Politischer Kuhhandel um EU-Spitze
Auf dem EU-Gipfel in Brüssel soll heute Jean-Claude Juncker als Kommissionspräsident nominiert werden – trotz britischen Widerstands. Auch das Feilschen um die übrigen Spitzenposten ist voll im Gange.
Von Christian Jentsch
Brüssel –Bei der Gedenkfeier im flämischen Ypern für die Opfer des Ersten Weltkrieges zeigten sich die 28 Staats- und Regierungschefs der EU gestern Abend noch geeint. Doch spätestens heute werden die Risse innerhalb der Union nicht mehr mit einem Lächeln überdeckt werden können. Nach wochenlangem Streit und politischen Tauschgeschäften soll heute beim EU-Gipfel in Brüssel der Konservative Jean-Claude Juncker als künftiger Präsident der EU-Kommission gekürt werden.
Wobei Juncker vor allem in den eigenen konservativen Reihen auf Widerstand stößt. Der britische Premier David Cameron wird sich weiterhin gegen die Nominierung Junckers querlegen und eine Kampfabstimmung herbeiführen – ein Novum in der Geschichte der EU, bislang wurden Kommissionschefs immer einvernehmlich nominiert. Für Cameron ist Juncker, der als Urgestein der EU die politische Einigung der Union vorantreiben will, ein rotes Tuch. An der Seite von Cameron dürfte auch Ungarns Ministerpräsident Viktor Orban gegen Juncker stimmen. Die Regierungschefs von Schweden und den Niederlanden, Frederik Reinfeldt und Mark Rutte, haben ihre Bedenken gegen den früheren luxemburgischen Premier aufgegeben.
Die große Mehrheit der 28 Staats- und Regierungschefs der EU – darunter auch die deutsche Kanzlerin Angela Merkel und Österreichs Kanzler Werner Faymann – steht jedenfalls hinter Juncker, der als Spitzenkandidat der Europäischen Volkspartei (EVP) die Europawahlen Ende Mai gewinnen konnte. Eine klare Mehrheit für das EU-Urgestein scheint somit sicher. Das Europaparlament, welches den nächsten EU-Kommissionspräsidenten bei seiner zweiten Sitzung Mitte Juli wählen will, hat sich bereits deutlich hinter Juncker gestellt.
Formal wird am EU-Gipfel lediglich über den neuen Kommissionspräsidenten abgestimmt. Doch natürlich ist auch das Gerangel um die weiteren EU-Spitzenposten längst entbrannt. Es geht um den neuen Ratspräsidenten, den künftigen Außenbeauftragten und auch um den neuen Chef der Eurogruppe. Bei den Treffen der beiden großen Parteifamilien, der Europäischen Volkspartei (EVP) und der Sozialdemokraten (SPE), wurden bereits im Vorfeld des Gipfels die Weichen gestellt. Abgesegnet werden sollen die weiteren EU-Spitzenpersonalien dann auf einem Sondergipfel Mitte Juli.

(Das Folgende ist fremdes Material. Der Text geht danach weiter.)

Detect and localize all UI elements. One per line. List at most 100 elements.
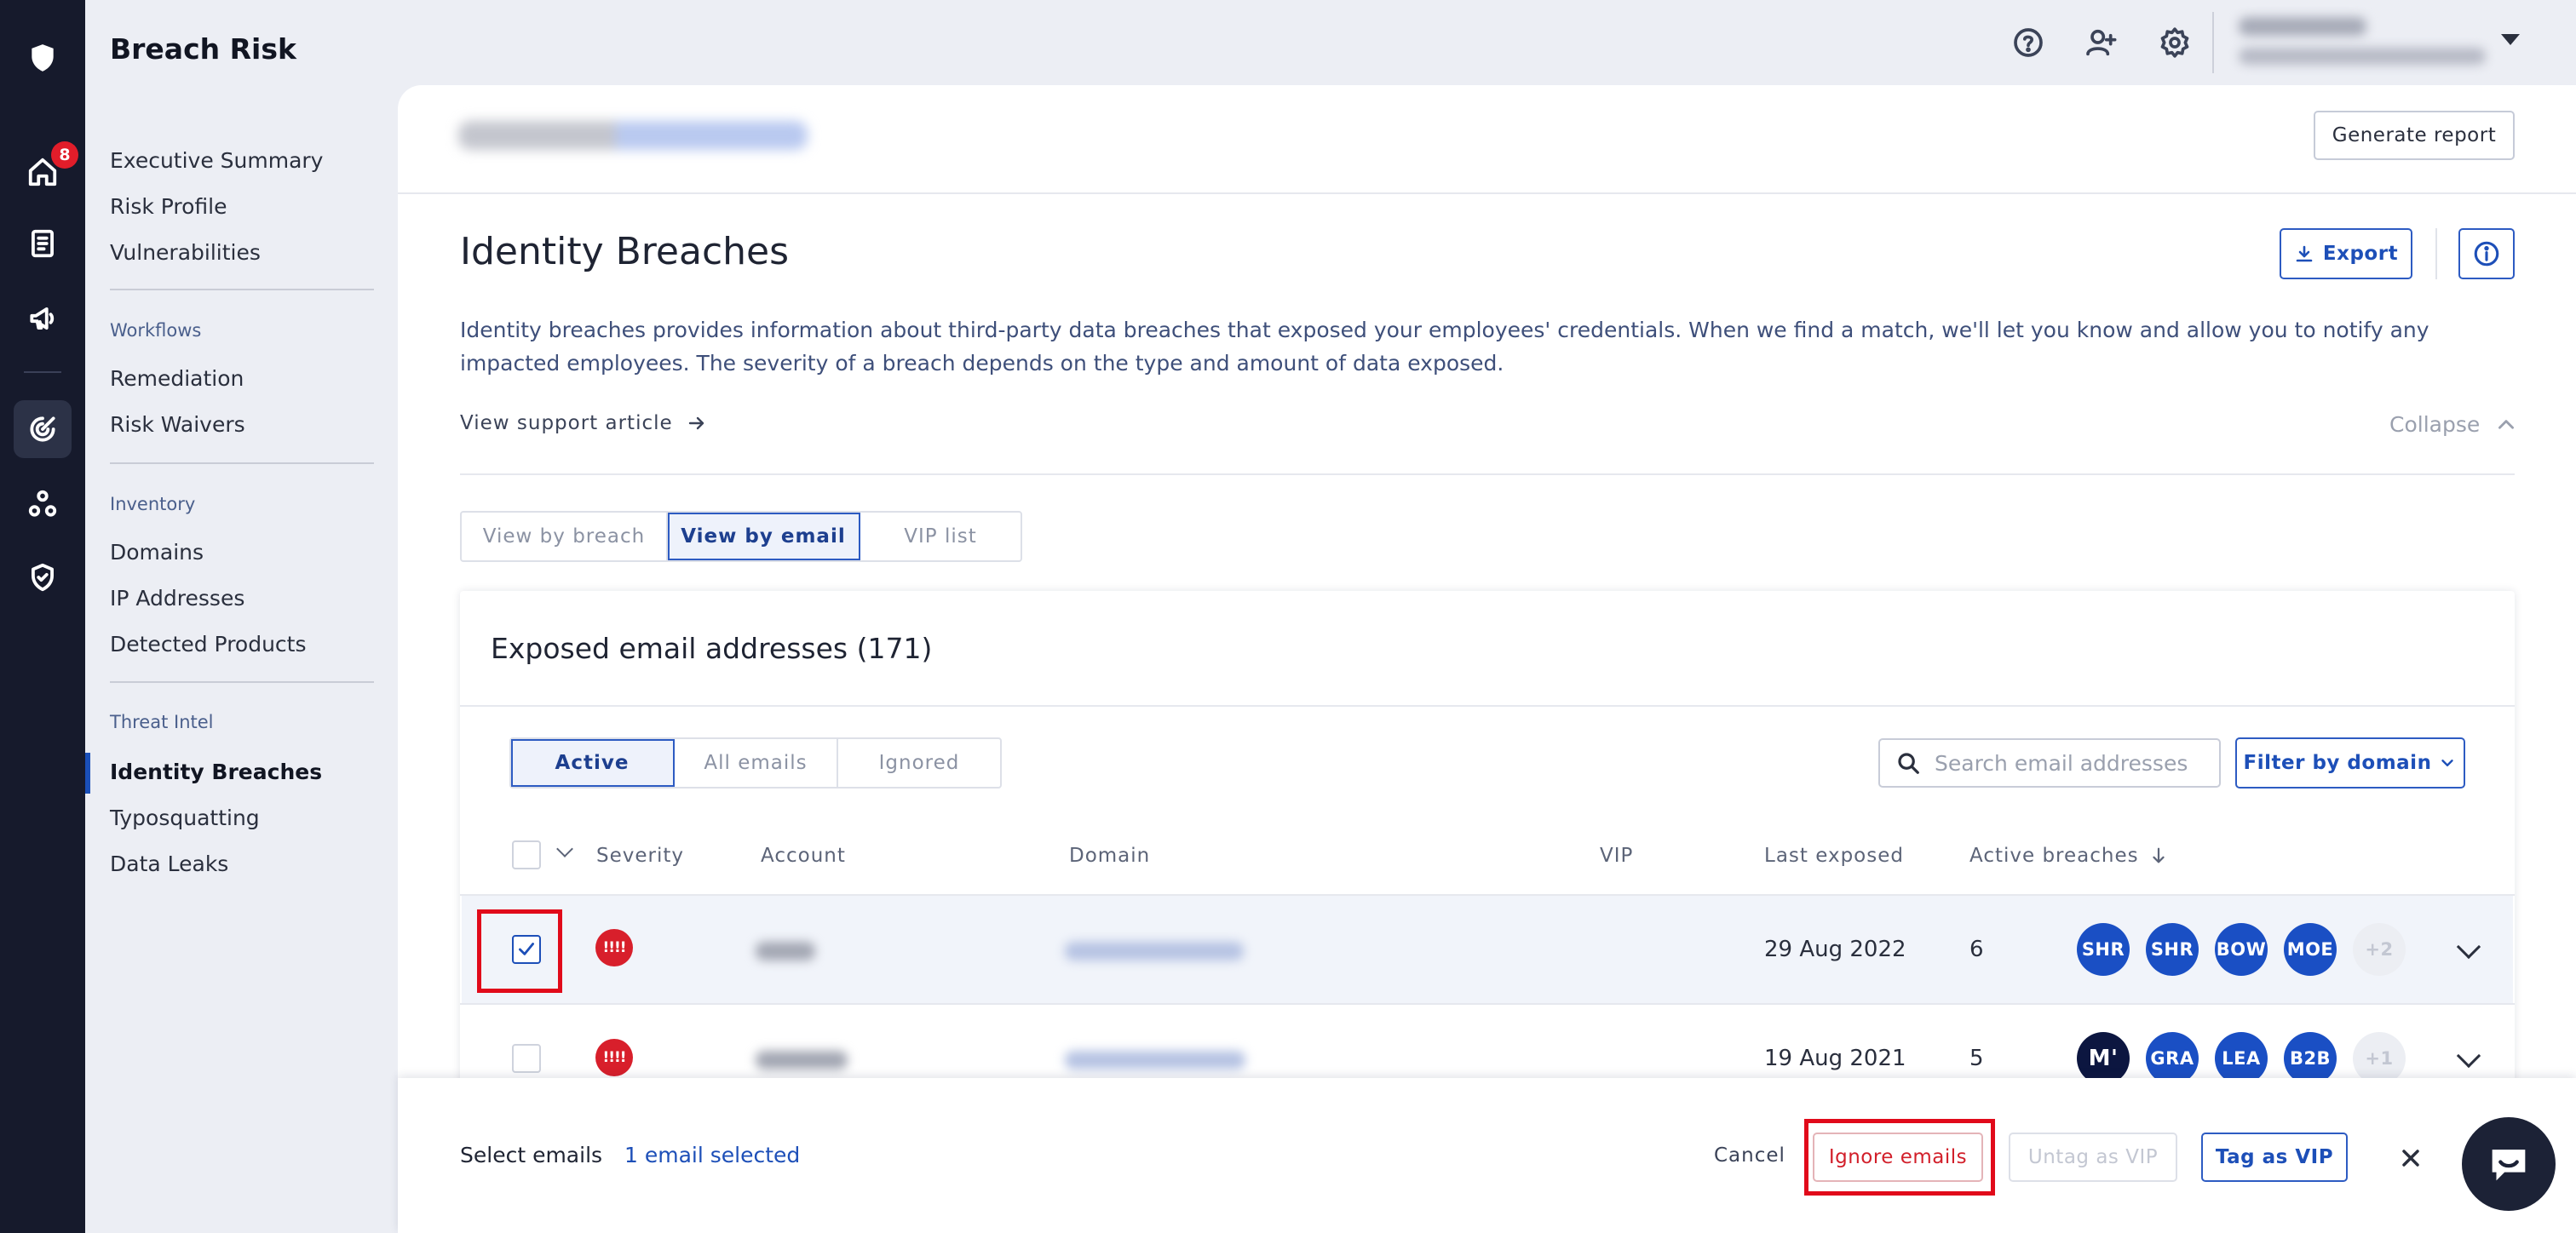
logo-shield-icon[interactable] [14,29,72,87]
card-header-divider [460,705,2515,707]
column-vip[interactable]: VIP [1600,845,1633,867]
page-description: Identity breaches provides information a… [460,318,2429,376]
breach-radar-icon[interactable] [14,400,72,458]
cancel-button[interactable]: Cancel [1714,1144,1785,1167]
active-breaches-count: 6 [1969,937,1984,962]
notification-badge: 8 [51,141,78,169]
last-exposed-date: 19 Aug 2021 [1764,1046,1906,1071]
more-breaches-chip[interactable]: +1 [2353,1032,2406,1085]
user-email-redacted[interactable] [2239,48,2486,65]
breach-chip[interactable]: GRA [2146,1032,2199,1085]
highlight-row-checkbox [477,909,562,993]
chevron-down-icon [2441,760,2454,766]
nav-divider [110,681,374,683]
tab-view-by-email[interactable]: View by email [668,513,860,560]
close-action-bar-icon[interactable] [2397,1144,2424,1172]
network-nodes-icon[interactable] [14,475,72,533]
nav-section-workflows: Workflows [110,320,202,341]
breach-chip[interactable]: SHR [2077,923,2130,976]
add-user-icon[interactable] [2079,20,2123,65]
untag-vip-button[interactable]: Untag as VIP [2009,1133,2177,1182]
severity-critical-badge: !!!! [595,1039,633,1076]
nav-divider [110,289,374,290]
nav-data-leaks[interactable]: Data Leaks [110,852,228,876]
support-link-label: View support article [460,412,673,434]
severity-critical-badge: !!!! [595,929,633,966]
nav-risk-waivers[interactable]: Risk Waivers [110,412,245,437]
domain-redacted [1065,1051,1245,1070]
tab-view-by-breach[interactable]: View by breach [462,513,668,560]
organization-name-redacted [458,121,808,150]
breach-chip[interactable]: M' [2077,1032,2130,1085]
collapse-toggle[interactable]: Collapse [2389,412,2517,437]
card-title: Exposed email addresses (171) [491,632,933,665]
generate-report-button[interactable]: Generate report [2314,111,2515,160]
nav-detected-products[interactable]: Detected Products [110,632,307,657]
megaphone-icon[interactable] [14,290,72,347]
column-severity[interactable]: Severity [596,845,684,867]
breach-chip[interactable]: B2B [2284,1032,2337,1085]
shield-check-icon[interactable] [14,548,72,606]
info-button[interactable] [2458,228,2515,279]
app-rail: 8 [0,0,85,1233]
download-icon [2296,245,2313,262]
search-input[interactable]: Search email addresses [1878,738,2221,788]
section-divider [460,473,2515,475]
support-article-link[interactable]: View support article [460,412,707,434]
select-all-checkbox[interactable] [512,840,541,869]
side-navigation: Breach Risk Executive Summary Risk Profi… [85,0,397,1233]
column-domain[interactable]: Domain [1069,845,1150,867]
export-button[interactable]: Export [2280,228,2412,279]
breach-chip[interactable]: BOW [2215,923,2268,976]
row-divider [460,1003,2515,1005]
chat-support-button[interactable] [2462,1117,2556,1211]
filter-by-domain-label: Filter by domain [2243,752,2432,774]
nav-identity-breaches[interactable]: Identity Breaches [110,760,322,784]
tab-all-emails[interactable]: All emails [675,739,838,787]
nav-active-marker [85,753,90,794]
row-checkbox[interactable] [512,1044,541,1073]
help-icon[interactable] [2006,20,2050,65]
user-menu-caret-icon[interactable] [2501,34,2520,45]
tab-ignored[interactable]: Ignored [838,739,1000,787]
nav-domains[interactable]: Domains [110,540,204,565]
nav-executive-summary[interactable]: Executive Summary [110,148,323,173]
selected-count-link[interactable]: 1 email selected [624,1143,800,1167]
account-redacted [756,1051,848,1070]
breach-chip[interactable]: MOE [2284,923,2337,976]
column-account[interactable]: Account [761,845,846,867]
status-filter-toggle: Active All emails Ignored [509,737,1002,789]
account-redacted [756,942,815,961]
nav-risk-profile[interactable]: Risk Profile [110,194,227,219]
topbar-divider [2212,12,2214,73]
filter-by-domain-button[interactable]: Filter by domain [2235,737,2465,789]
nav-ip-addresses[interactable]: IP Addresses [110,586,244,611]
export-label: Export [2322,243,2399,265]
breach-chip[interactable]: LEA [2215,1032,2268,1085]
user-name-redacted[interactable] [2239,17,2366,36]
nav-typosquatting[interactable]: Typosquatting [110,806,260,830]
nav-section-inventory: Inventory [110,494,196,514]
highlight-ignore-button [1804,1119,1995,1196]
nav-remediation[interactable]: Remediation [110,366,244,391]
select-emails-label: Select emails [460,1143,603,1167]
tag-vip-button[interactable]: Tag as VIP [2201,1133,2348,1182]
column-active-breaches[interactable]: Active breaches [1969,845,2168,867]
report-document-icon[interactable] [14,215,72,272]
more-breaches-chip[interactable]: +2 [2353,923,2406,976]
tab-vip-list[interactable]: VIP list [860,513,1021,560]
chevron-up-icon [2498,419,2515,429]
sort-descending-icon [2153,847,2165,863]
view-mode-toggle: View by breach View by email VIP list [460,511,1022,562]
column-last-exposed[interactable]: Last exposed [1764,845,1904,867]
breach-chip[interactable]: SHR [2146,923,2199,976]
last-exposed-date: 29 Aug 2022 [1764,937,1906,962]
arrow-right-icon [688,416,704,430]
rail-divider [24,371,61,373]
nav-vulnerabilities[interactable]: Vulnerabilities [110,240,261,265]
tab-active[interactable]: Active [511,739,675,787]
info-icon [2474,241,2499,267]
gear-icon[interactable] [2153,20,2197,65]
chat-bubble-icon [2492,1150,2526,1181]
column-active-breaches-label: Active breaches [1969,845,2139,867]
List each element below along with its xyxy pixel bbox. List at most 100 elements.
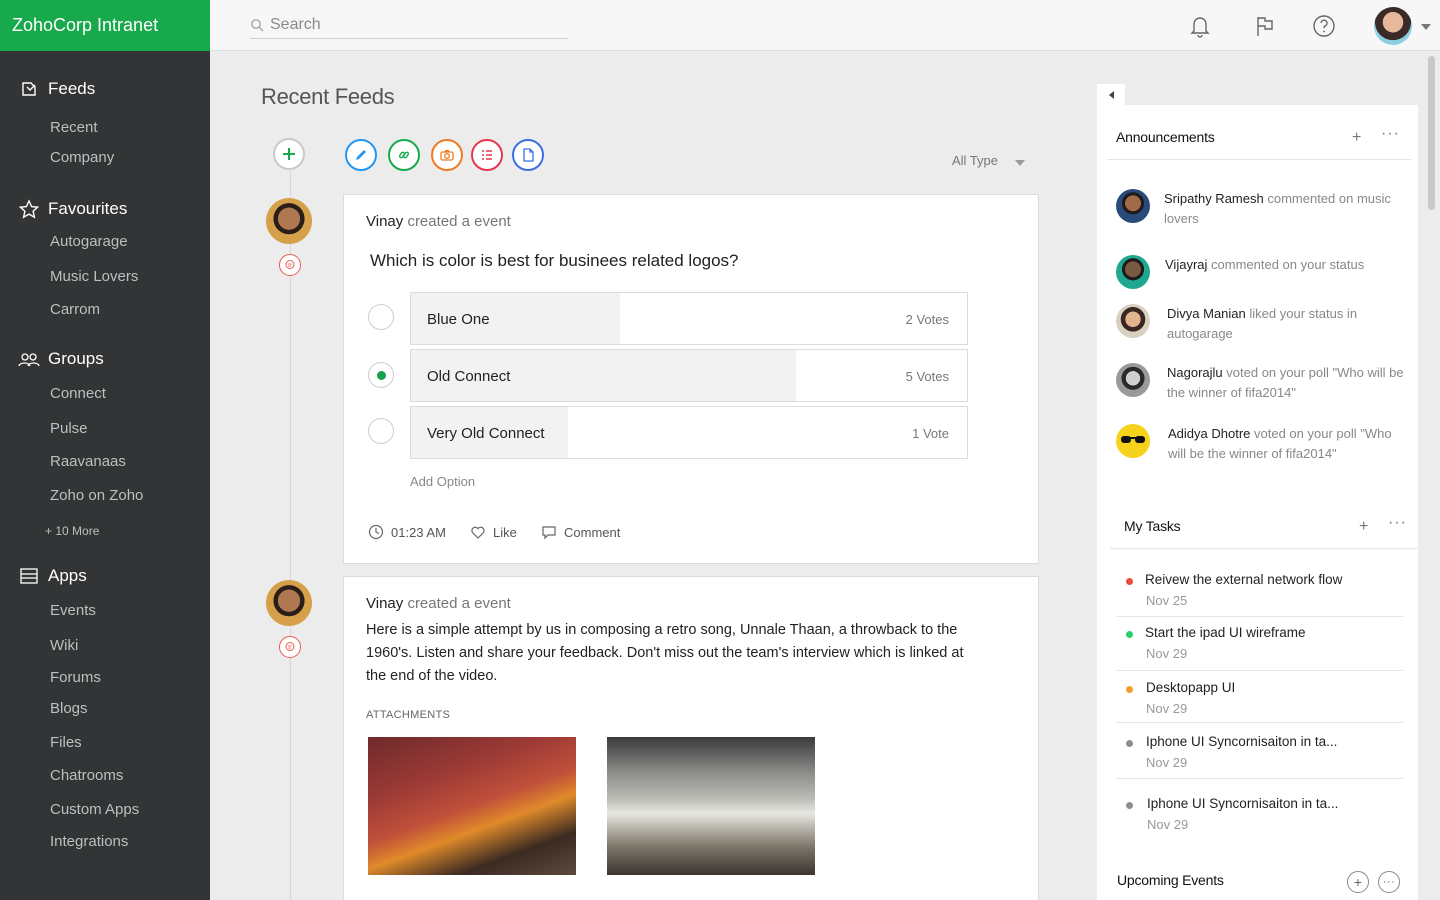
add-task-button[interactable]: + [1359, 518, 1368, 536]
task-title: Iphone UI Syncornisaiton in ta... [1146, 734, 1338, 749]
sidebar-item-recent[interactable]: Recent [50, 119, 98, 136]
heart-icon [471, 526, 485, 539]
post-type-document-button[interactable] [512, 139, 544, 171]
add-post-button[interactable] [273, 138, 305, 170]
poll-option[interactable]: Blue One 2 Votes [410, 292, 968, 345]
poll-radio[interactable] [368, 304, 394, 330]
collapse-panel-button[interactable] [1097, 84, 1125, 106]
attachment-image[interactable] [368, 737, 576, 875]
sidebar-item-files[interactable]: Files [50, 734, 82, 751]
announcement-user[interactable]: Sripathy Ramesh [1164, 191, 1264, 206]
type-filter-dropdown[interactable]: All Type [952, 153, 998, 168]
like-button[interactable]: Like [470, 524, 517, 540]
poll-radio-selected[interactable] [368, 362, 394, 388]
attachments-label: ATTACHMENTS [366, 709, 451, 721]
poll-radio[interactable] [368, 418, 394, 444]
sidebar-item-blogs[interactable]: Blogs [50, 700, 88, 717]
feed-comment-badge[interactable] [279, 254, 301, 276]
poll-option[interactable]: Old Connect 5 Votes [410, 349, 968, 402]
task-date: Nov 29 [1146, 701, 1188, 716]
events-more-button[interactable]: ··· [1378, 871, 1400, 893]
task-title: Desktopapp UI [1146, 680, 1236, 695]
sidebar-favourites-header[interactable]: Favourites [18, 199, 127, 219]
task-status-dot [1126, 578, 1133, 585]
sidebar-item-connect[interactable]: Connect [50, 385, 106, 402]
sidebar-feeds-header[interactable]: Feeds [18, 79, 95, 99]
poll-question: Which is color is best for businees rela… [370, 251, 739, 270]
sidebar-item-music-lovers[interactable]: Music Lovers [50, 268, 138, 285]
add-announcement-button[interactable]: + [1352, 129, 1361, 147]
app-title[interactable]: ZohoCorp Intranet [0, 0, 210, 51]
bell-icon[interactable] [1187, 13, 1213, 39]
feed-time: 01:23 AM [368, 524, 446, 540]
timeline-line [290, 170, 291, 900]
feed-header: Vinay created a event [366, 213, 511, 230]
post-type-status-button[interactable] [345, 139, 377, 171]
search-input[interactable] [270, 16, 550, 34]
user-avatar[interactable] [1374, 7, 1412, 45]
poll-option-votes: 5 Votes [905, 369, 949, 384]
task-date: Nov 29 [1146, 755, 1188, 770]
comment-button[interactable]: Comment [541, 524, 620, 540]
post-type-poll-button[interactable] [471, 139, 503, 171]
post-type-link-button[interactable] [388, 139, 420, 171]
sidebar-apps-header[interactable]: Apps [18, 566, 87, 586]
add-option-link[interactable]: Add Option [410, 474, 475, 489]
tasks-title: My Tasks [1124, 518, 1181, 534]
list-icon [482, 150, 492, 160]
feed-action: created a event [407, 213, 511, 230]
link-icon [398, 151, 410, 159]
sidebar-item-wiki[interactable]: Wiki [50, 637, 78, 654]
chat-icon [285, 260, 295, 269]
feed-author-avatar[interactable] [266, 580, 312, 626]
avatar [1116, 255, 1150, 289]
sidebar-item-carrom[interactable]: Carrom [50, 301, 100, 318]
feed-header: Vinay created a event [366, 595, 511, 612]
poll-option-label: Blue One [427, 311, 490, 328]
announcement-user[interactable]: Divya Manian [1167, 306, 1246, 321]
scrollbar[interactable] [1428, 56, 1435, 210]
announcement-user[interactable]: Nagorajlu [1167, 365, 1223, 380]
attachment-image[interactable] [607, 737, 815, 875]
feed-author[interactable]: Vinay [366, 595, 403, 612]
task-status-dot [1126, 740, 1133, 747]
poll-option-label: Very Old Connect [427, 425, 545, 442]
sidebar-item-autogarage[interactable]: Autogarage [50, 233, 128, 250]
sidebar-groups-header[interactable]: Groups [18, 349, 104, 369]
poll-option[interactable]: Very Old Connect 1 Vote [410, 406, 968, 459]
flag-icon[interactable] [1252, 13, 1278, 39]
chevron-left-icon [1108, 91, 1114, 99]
sidebar-groups-more[interactable]: + 10 More [45, 524, 99, 538]
sidebar-item-chatrooms[interactable]: Chatrooms [50, 767, 123, 784]
task-title: Start the ipad UI wireframe [1145, 625, 1306, 640]
plus-icon [283, 148, 295, 160]
feed-author[interactable]: Vinay [366, 213, 403, 230]
sidebar-item-integrations[interactable]: Integrations [50, 833, 128, 850]
avatar [1116, 304, 1150, 338]
announcement-user[interactable]: Vijayraj [1165, 257, 1207, 272]
sidebar-item-raavanaas[interactable]: Raavanaas [50, 453, 126, 470]
sidebar-item-forums[interactable]: Forums [50, 669, 101, 686]
announcement-user[interactable]: Adidya Dhotre [1168, 426, 1250, 441]
add-event-button[interactable]: + [1347, 871, 1369, 893]
apps-icon [20, 568, 38, 584]
feed-author-avatar[interactable] [266, 198, 312, 244]
star-icon [18, 199, 40, 219]
sidebar-item-events[interactable]: Events [50, 602, 96, 619]
post-type-photo-button[interactable] [431, 139, 463, 171]
feed-comment-badge[interactable] [279, 636, 301, 658]
help-icon[interactable] [1311, 13, 1337, 39]
sidebar-item-pulse[interactable]: Pulse [50, 420, 88, 437]
poll-option-votes: 1 Vote [912, 426, 949, 441]
chevron-down-icon[interactable] [1015, 160, 1025, 166]
sidebar-item-company[interactable]: Company [50, 149, 114, 166]
announcement-text: Vijayraj commented on your status [1165, 255, 1411, 275]
tasks-more-button[interactable]: ··· [1388, 514, 1407, 532]
right-panel: Announcements + ··· Sripathy Ramesh comm… [1097, 105, 1418, 900]
task-date: Nov 25 [1146, 593, 1188, 608]
sidebar: Feeds Recent Company Favourites Autogara… [0, 51, 210, 900]
sidebar-item-custom-apps[interactable]: Custom Apps [50, 801, 139, 818]
sidebar-item-zoho-on-zoho[interactable]: Zoho on Zoho [50, 487, 143, 504]
chevron-down-icon[interactable] [1421, 24, 1431, 30]
announcements-more-button[interactable]: ··· [1381, 125, 1400, 143]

Ein kompliziertes Unterfangen, schließlich muss ein Ausgleich zwischen Konservativen und Sozialdemokraten, großen und kleinen EU-Ländern, Männern und Frauen gefunden werden. Sollte die Kommissionsspitze nun tatsächlich mit dem Konservativen Juncker besetzt werden, wollen die Sozialdemokraten im Gegenzug den Posten des EU-Außenbeauftragten, möglicherweise auch den Ratsvorsitz. Als Nachfolgerin der dezeitigen EU-Außenbeauftragten Catherine Ashton wird die italienische Außenministerin Federica Mogherine gehandelt. Für den Ratsvorsitz wurde zuletzt die dänische Regierungschefin, die Sozialdemokratin Helle Thorning-Schmidt, genannt. Sie könnte das Amt von Herman Van Rompuy übernehmen. Allerdings gilt es als unwahrscheinlich, dass Sozialdemokraten gleich beide Spitzenposten bekommen. Als EU-Außenbeauftragte kommt deshalb auch die jetzige EU-Kommissarin für humanitäre Hilfe, die Bulgarin Kristalina Georgiew, in Frage. Als Eurogruppen-Chef wird der spanische Wirtschaftsminister Luis de Guindos, ein Konservativer, gehandelt. EU-Parlamentspräsident für die ersten zweieinhalb Jahre soll weiterhin der deutsche Sozialdemokrat Martin Schulz werden. Für die nächsten zweieinhalb Jahre wäre dann ein Konservativer an der Reihe, wobei zuletzt auch immer wieder ÖVP-Delegationsleiter Othmar Karas, derzeit Vizepräsident, ins Gespräch gebracht wurde. Dieser liebäugelt allerdings auch mit einem Kommissionsposten.